Phèdre en pleine lumière

Marie Piemontèse revisite la tragédie de Racine en explorant le symbolisme du Soleil. Une expérience numérique et littéraire hors du temps.

Anaïs Heluin  • 13 juin 2013 abonné·es

De Phèdre la classique, l’auteure et metteuse en scène Marie Piemontèse ne garde dans Phèdre le matin que quelques traits de caractère. Tout juste assez pour que l’on reconnaisse l’héroïne racinienne. Un rapport à la lumière, surtout, aussi ambigu que l’amour que la femme de Thésée nourrit pour son beau-fils Hippolyte. Car, dans la mythologie grecque, Phèdre est descendante d’Hélios, le dieu Soleil. Une parenté qui remonte à loin, et que le long monologue de Marie Piemontèse, interprété par Isabelle Lafon, interroge avec la douce intelligence d’un poème généalogique.

Sans rimes ni effets de style surannés, le texte nous ouvre l’intimité d’une photographe. D’une transformeuse de lumières, autrement dit, qui elle-même n’est que pixels lumineux projetés sur les murs d’une salle de théâtre. C’est elle la Phèdre contemporaine qui, dans Phèdre le matin, nous parle comme en aparté, qui nous rapporte ses malheurs comme à de vieux amis que la distance a séparés. Absente de la scène, retranchée dans ses réflexions et son désespoir, elle s’adresse au spectateur via un moyen de communication très branché : Skype. On sait donc d’emblée ce qu’elle est devenue, l’illustre petite-fille du Soleil. Un reflet coloré qu’un homme et une femme silencieux promènent de bon matin sur des surfaces blanches, devant un public encore hésitant entre le monde du rêve et celui du réel. Un pâle résidu des tragiques Phèdre antiques et classiques ? Du tout. La difficulté d’être au monde de la Phèdre de Marie Piemontèse, d’oser l’expérience au lieu de se réfugier dans les apparences, est tout aussi déchirante que l’intrigue amoureuse de Racine. Cette dernière n’est d’ailleurs présente dans la pièce que dans ses grandes lignes. L’objet de la tragédie s’est déplacé : il a perdu sa forte dimension sociale pour se loger dans la seule tête de la protagoniste.

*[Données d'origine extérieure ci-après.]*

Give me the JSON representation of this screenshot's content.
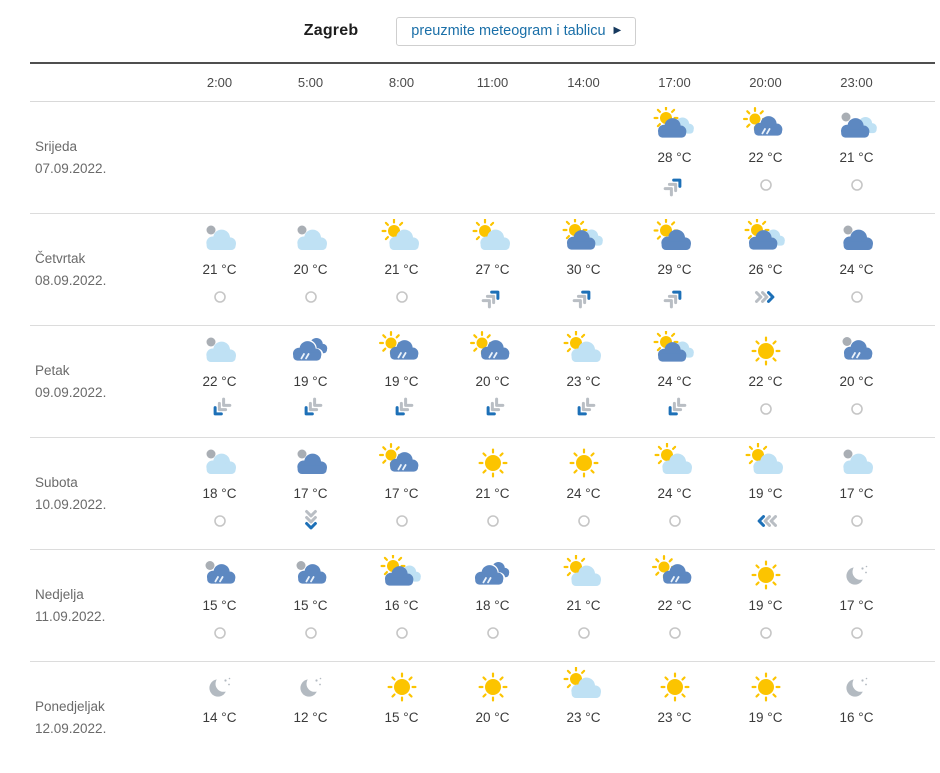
{
  "header": {
    "city": "Zagreb",
    "download_button_label": "preuzmite meteogram i tablicu",
    "download_button_arrow": "▶"
  },
  "colors": {
    "link_blue": "#1a6fa8",
    "wind_blue": "#1d70b7",
    "wind_gray": "#b9bec4",
    "cloud_blue": "#5d88c1",
    "cloud_light": "#bfe1f4",
    "cloud_gray": "#a9aeb4",
    "sun_yellow": "#fcc400"
  },
  "table": {
    "times": [
      "2:00",
      "5:00",
      "8:00",
      "11:00",
      "14:00",
      "17:00",
      "20:00",
      "23:00"
    ],
    "days": [
      {
        "name": "Srijeda",
        "date": "07.09.2022.",
        "cells": [
          {
            "icon": null,
            "temp": null,
            "wind": null
          },
          {
            "icon": null,
            "temp": null,
            "wind": null
          },
          {
            "icon": null,
            "temp": null,
            "wind": null
          },
          {
            "icon": null,
            "temp": null,
            "wind": null
          },
          {
            "icon": null,
            "temp": null,
            "wind": null
          },
          {
            "icon": "partly-sunny-two-clouds",
            "temp": "28 °C",
            "wind": "NE"
          },
          {
            "icon": "sun-rain-cloud",
            "temp": "22 °C",
            "wind": "calm"
          },
          {
            "icon": "night-two-clouds",
            "temp": "21 °C",
            "wind": "calm"
          }
        ]
      },
      {
        "name": "Četvrtak",
        "date": "08.09.2022.",
        "cells": [
          {
            "icon": "night-light-cloud",
            "temp": "21 °C",
            "wind": "calm"
          },
          {
            "icon": "night-light-cloud",
            "temp": "20 °C",
            "wind": "calm"
          },
          {
            "icon": "partly-sunny-light",
            "temp": "21 °C",
            "wind": "calm"
          },
          {
            "icon": "partly-sunny-light",
            "temp": "27 °C",
            "wind": "NE"
          },
          {
            "icon": "partly-sunny-two-clouds",
            "temp": "30 °C",
            "wind": "NE"
          },
          {
            "icon": "partly-sunny-blue",
            "temp": "29 °C",
            "wind": "NE"
          },
          {
            "icon": "partly-sunny-two-clouds",
            "temp": "26 °C",
            "wind": "E"
          },
          {
            "icon": "night-blue-cloud",
            "temp": "24 °C",
            "wind": "calm"
          }
        ]
      },
      {
        "name": "Petak",
        "date": "09.09.2022.",
        "cells": [
          {
            "icon": "night-light-cloud",
            "temp": "22 °C",
            "wind": "SW"
          },
          {
            "icon": "rain-two-clouds",
            "temp": "19 °C",
            "wind": "SW"
          },
          {
            "icon": "sun-rain-cloud",
            "temp": "19 °C",
            "wind": "SW"
          },
          {
            "icon": "sun-rain-cloud",
            "temp": "20 °C",
            "wind": "SW"
          },
          {
            "icon": "partly-sunny-light",
            "temp": "23 °C",
            "wind": "SW"
          },
          {
            "icon": "partly-sunny-two-clouds",
            "temp": "24 °C",
            "wind": "SW"
          },
          {
            "icon": "sunny",
            "temp": "22 °C",
            "wind": "calm"
          },
          {
            "icon": "night-rain-cloud",
            "temp": "20 °C",
            "wind": "calm"
          }
        ]
      },
      {
        "name": "Subota",
        "date": "10.09.2022.",
        "cells": [
          {
            "icon": "night-light-cloud",
            "temp": "18 °C",
            "wind": "calm"
          },
          {
            "icon": "night-blue-cloud",
            "temp": "17 °C",
            "wind": "S"
          },
          {
            "icon": "sun-rain-cloud",
            "temp": "17 °C",
            "wind": "calm"
          },
          {
            "icon": "sunny",
            "temp": "21 °C",
            "wind": "calm"
          },
          {
            "icon": "sunny",
            "temp": "24 °C",
            "wind": "calm"
          },
          {
            "icon": "partly-sunny-light",
            "temp": "24 °C",
            "wind": "calm"
          },
          {
            "icon": "partly-sunny-light",
            "temp": "19 °C",
            "wind": "W"
          },
          {
            "icon": "night-light-cloud",
            "temp": "17 °C",
            "wind": "calm"
          }
        ]
      },
      {
        "name": "Nedjelja",
        "date": "11.09.2022.",
        "cells": [
          {
            "icon": "night-rain-cloud",
            "temp": "15 °C",
            "wind": "calm"
          },
          {
            "icon": "night-rain-cloud",
            "temp": "15 °C",
            "wind": "calm"
          },
          {
            "icon": "partly-sunny-two-clouds",
            "temp": "16 °C",
            "wind": "calm"
          },
          {
            "icon": "rain-two-clouds",
            "temp": "18 °C",
            "wind": "calm"
          },
          {
            "icon": "partly-sunny-light",
            "temp": "21 °C",
            "wind": "calm"
          },
          {
            "icon": "sun-rain-cloud",
            "temp": "22 °C",
            "wind": "calm"
          },
          {
            "icon": "sunny",
            "temp": "19 °C",
            "wind": "calm"
          },
          {
            "icon": "clear-night",
            "temp": "17 °C",
            "wind": "calm"
          }
        ]
      },
      {
        "name": "Ponedjeljak",
        "date": "12.09.2022.",
        "cells": [
          {
            "icon": "clear-night",
            "temp": "14 °C",
            "wind": null
          },
          {
            "icon": "clear-night",
            "temp": "12 °C",
            "wind": null
          },
          {
            "icon": "sunny",
            "temp": "15 °C",
            "wind": null
          },
          {
            "icon": "sunny",
            "temp": "20 °C",
            "wind": null
          },
          {
            "icon": "partly-sunny-light",
            "temp": "23 °C",
            "wind": null
          },
          {
            "icon": "sunny",
            "temp": "23 °C",
            "wind": null
          },
          {
            "icon": "sunny",
            "temp": "19 °C",
            "wind": null
          },
          {
            "icon": "clear-night",
            "temp": "16 °C",
            "wind": null
          }
        ]
      }
    ]
  }
}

**Expérience numérique,* Phèdre le matin* propose donc aussi une réflexion sur le devenir du tragique. Et ce sans aucune lourdeur théorique, par la seule grâce d’Isabelle Lafon, aussi éclatante d’une poésie dite au creux de la solitude que sombre d’un chagrin d’amour somme toute assez banal. Joué le matin, ce spectacle s’adresse à un spectateur presque aussi confus, flottant, que la figure de Phèdre. Le son d’un violoncelle et la présence mystérieuse du jeune couple prolongent cet état, de même que la possibilité de laisser des messages qui seront ensuite projetés aux côtés de l’image de la comédienne. Phèdre, c’est nous tous, communicants de nos propres états d’âme.